Avec habilité, l’auteur belge fait parler un personnage qui raconte sans détours les violences commises sur sa compagne et celles plus lointaines, vécues ou commises, qui remontent à l’enfance. Ce livre ne prend pas pour thème « la violence à l’égard des femmes », expression qui se refuse à nommer les auteurs de ces violences, mais prend pour sujet les violences écœurantes et de moins en moins contrôlables qui habitent un homme. Sans jamais vriller vers une quelconque justification ou moralisation, Christophe Levaux questionne l’idée du déterminisme social ou de la reconduction à partir de la compréhension que le personnage a de ses actes. Il s’agit là d’une expérience littéraire éprouvante, à même de rendre intelligibles les engrenages psychologiques et le monde intérieur d’un individu qui commet l’irréparable.
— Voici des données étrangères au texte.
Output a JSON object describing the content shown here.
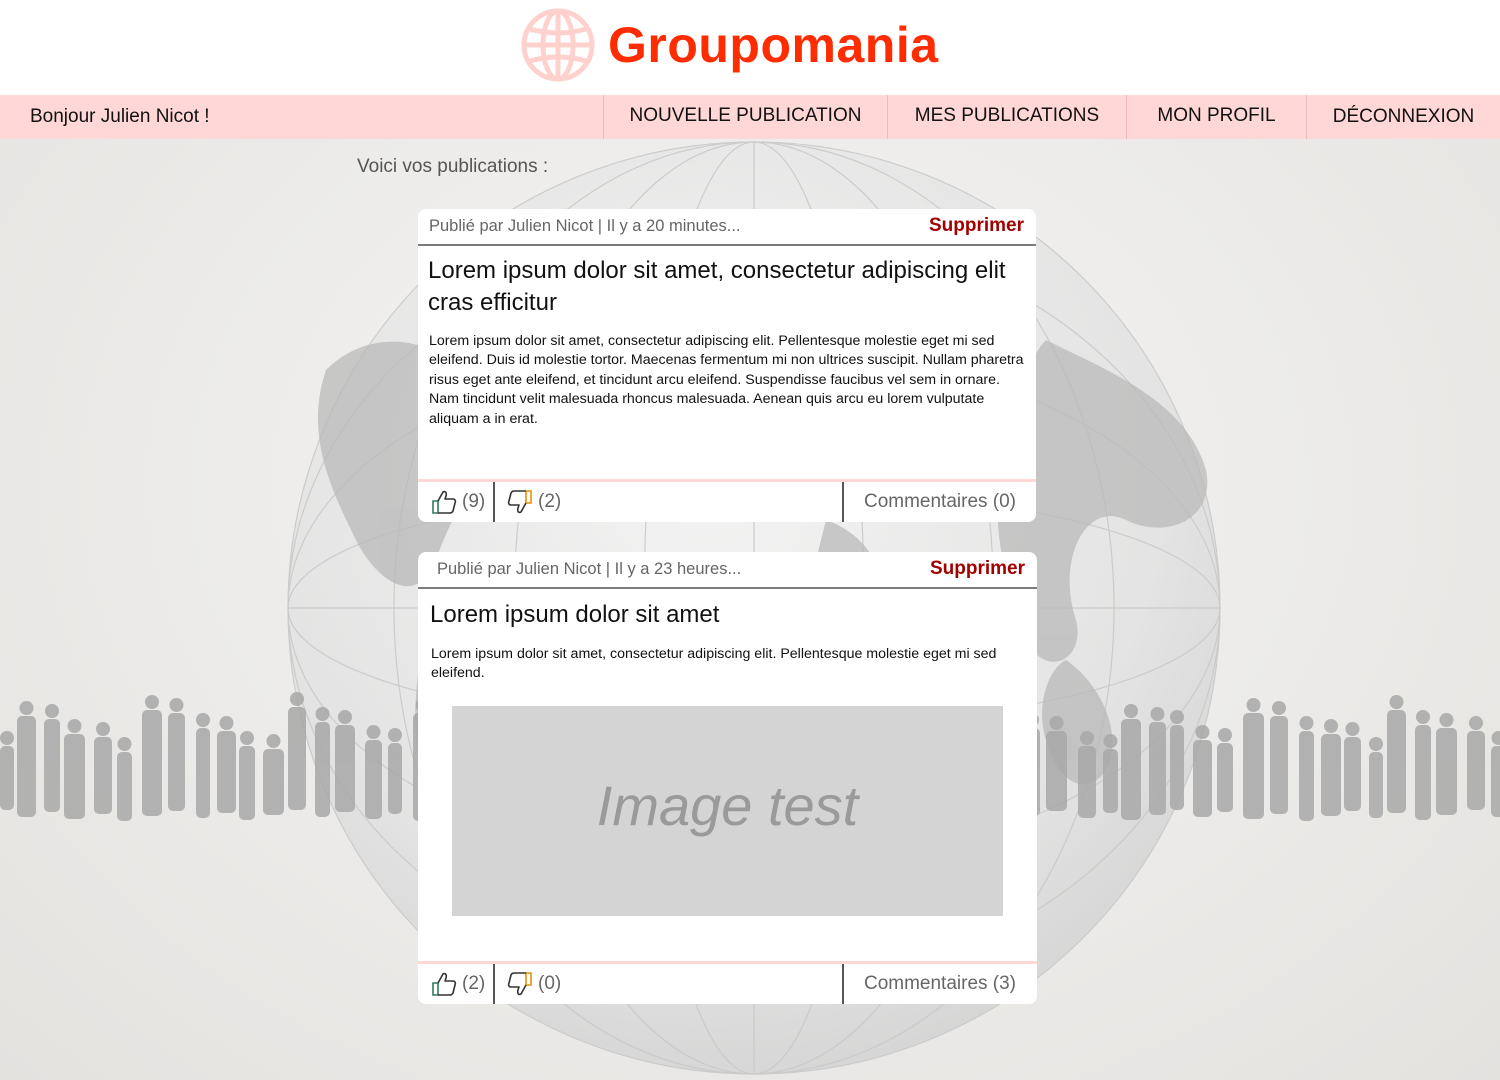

Nous écoutons la lente tombée des sourires, la fermeture des visages, le rattrapage de l’amour par la laideur d’une vie jugée médiocre entre le travail au Décathlon et le gris du ciel qui semble toujours bas comme un plafond de verre. Et la violence. L’amertume, les silences, les humiliations, l’incompréhension, une colère sourde qui, non formulée, prend forme dans le langage. Escalade de la violence jusqu’au vertige, flirt anxieux des personnages avec l’espoir, la résignation et les désillusions successives, Baisse ton sourire est aussi l’histoire d’un homme issu de la classe populaire qui quitte la campagne pour s’installer en ville mais qui perd le chemin de sa personne, comme l’écrivent les Belges. Christophe Levaux peint avec habilité une crise existentielle traversée par un continuum de violences : les violences sexistes, conjugales et intra-familiales, les violences symboliques de classe et enfin la confrontation au silence de Dieu qui n’est jamais parvenu à être un véritable repère.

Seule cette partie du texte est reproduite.